The Vital Union Of Package Design & Digital


Packaging, once known as the ‘silent salesman’, is silent no more. Now at the center of many innovations, product packaging is gaining importance in how brands convey their essence, and enhance their relationship with the customer in an end-to-end lifecycle.

Package Design For Screens

The 2nd dimension of package design refers to graphics and the 3rd dimension to structural design, and digital is having a huge impact on these most basic physical elements of a product.



One major change in how brands are approaching their packaging is to address the omnichannel nature of how consumers shop. Packaging has traditionally been designed with the store shelf in mind, but now to complicate things, creatives must consider the online experience. Online, the consumer will be making decisions in a few critical moments. With another product a click away, it is important for the product package to convey the product benefits in seconds, and often in a small format such as a ‘thumbnail image’.

‘Instagrammable packaging’ is another trend in product innovation, according to Jill Tomandl at Smashbox. Product packaging must not only capture the brand essence, but it must also  be created with consideration of how consumers are using packaging for self-expression on social media.

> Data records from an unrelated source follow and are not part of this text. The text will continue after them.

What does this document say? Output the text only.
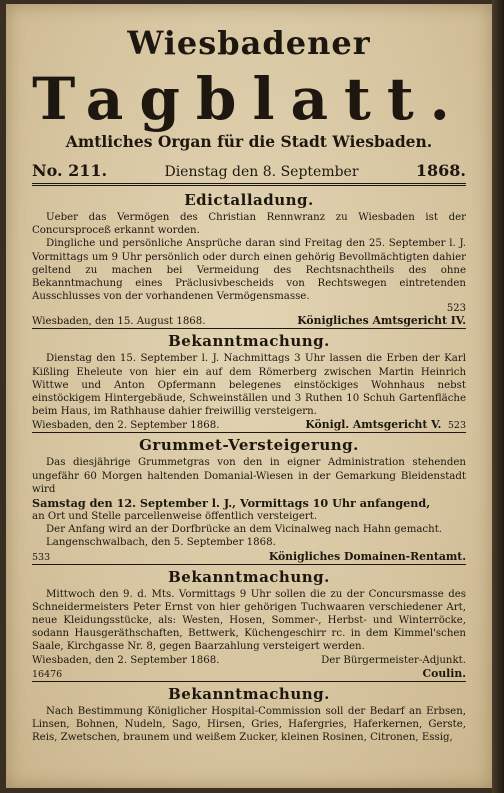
Wiesbadener
Tagblatt.
Amtliches Organ für die Stadt Wiesbaden.
No. 211.	Dienstag den 8. September	1868.
Edictalladung.

Ueber das Vermögen des Christian Rennwranz zu Wiesbaden ist der Concursproceß erkannt worden.

Dingliche und persönliche Ansprüche daran sind Freitag den 25. September l. J. Vormittags um 9 Uhr persönlich oder durch einen gehörig Bevollmächtigten dahier geltend zu machen bei Vermeidung des Rechtsnachtheils des ohne Bekanntmachung eines Präclusivbescheids von Rechtswegen eintretenden Ausschlusses von der vorhandenen Vermögensmasse.

523
Wiesbaden, den 15. August 1868.	Königliches Amtsgericht IV.
Bekanntmachung.

Dienstag den 15. September l. J. Nachmittags 3 Uhr lassen die Erben der Karl Kißling Eheleute von hier ein auf dem Römerberg zwischen Martin Heinrich Wittwe und Anton Opfermann belegenes einstöckiges Wohnhaus nebst einstöckigem Hintergebäude, Schweinställen und 3 Ruthen 10 Schuh Gartenfläche beim Haus, im Rathhause dahier freiwillig versteigern.

Wiesbaden, den 2. September 1868.	Königl. Amtsgericht V. 523
Grummet-Versteigerung.

Das diesjährige Grummetgras von den in eigner Administration stehenden ungefähr 60 Morgen haltenden Domanial-Wiesen in der Gemarkung Bleidenstadt wird

Samstag den 12. September l. J., Vormittags 10 Uhr anfangend,

an Ort und Stelle parcellenweise öffentlich versteigert.

Der Anfang wird an der Dorfbrücke an dem Vicinalweg nach Hahn gemacht.

Langenschwalbach, den 5. September 1868.

533	Königliches Domainen-Rentamt.
Bekanntmachung.

Mittwoch den 9. d. Mts. Vormittags 9 Uhr sollen die zu der Concursmasse des Schneidermeisters Peter Ernst von hier gehörigen Tuchwaaren verschiedener Art, neue Kleidungsstücke, als: Westen, Hosen, Sommer-, Herbst- und Winterröcke, sodann Hausgeräthschaften, Bettwerk, Küchengeschirr rc. in dem Kimmel'schen Saale, Kirchgasse Nr. 8, gegen Baarzahlung versteigert werden.

Wiesbaden, den 2. September 1868.	Der Bürgermeister-Adjunkt.
16476	Coulin.
Bekanntmachung.

Nach Bestimmung Königlicher Hospital-Commission soll der Bedarf an Erbsen, Linsen, Bohnen, Nudeln, Sago, Hirsen, Gries, Hafergries, Haferkernen, Gerste, Reis, Zwetschen, braunem und weißem Zucker, kleinen Rosinen, Citronen, Essig,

Digital Footprints & Experiences

The 4th dimension of package design is where physical and digital worlds collide. It is where package and consumer relationships are mapped together, connected packages become brand-owned media, and designed for the end-to-end lifecycle in real-time.

For buyers in the packaging business, 29% think that connected packaging is required to differentiate packaging aimed at millennials from that aimed at baby boomers. Until now, packaging communication has needed to be ‘decoded’ by consumer.


Advances in how consumers can connect with a package – NFC, RFID, QR, Computer Vision – are tools that brands can use to embrace the 4th dimension of package design. The challenge now for traditional designers to collaborate with technology counterparts to move beyond novelty to position product packaging as an emotional selling point.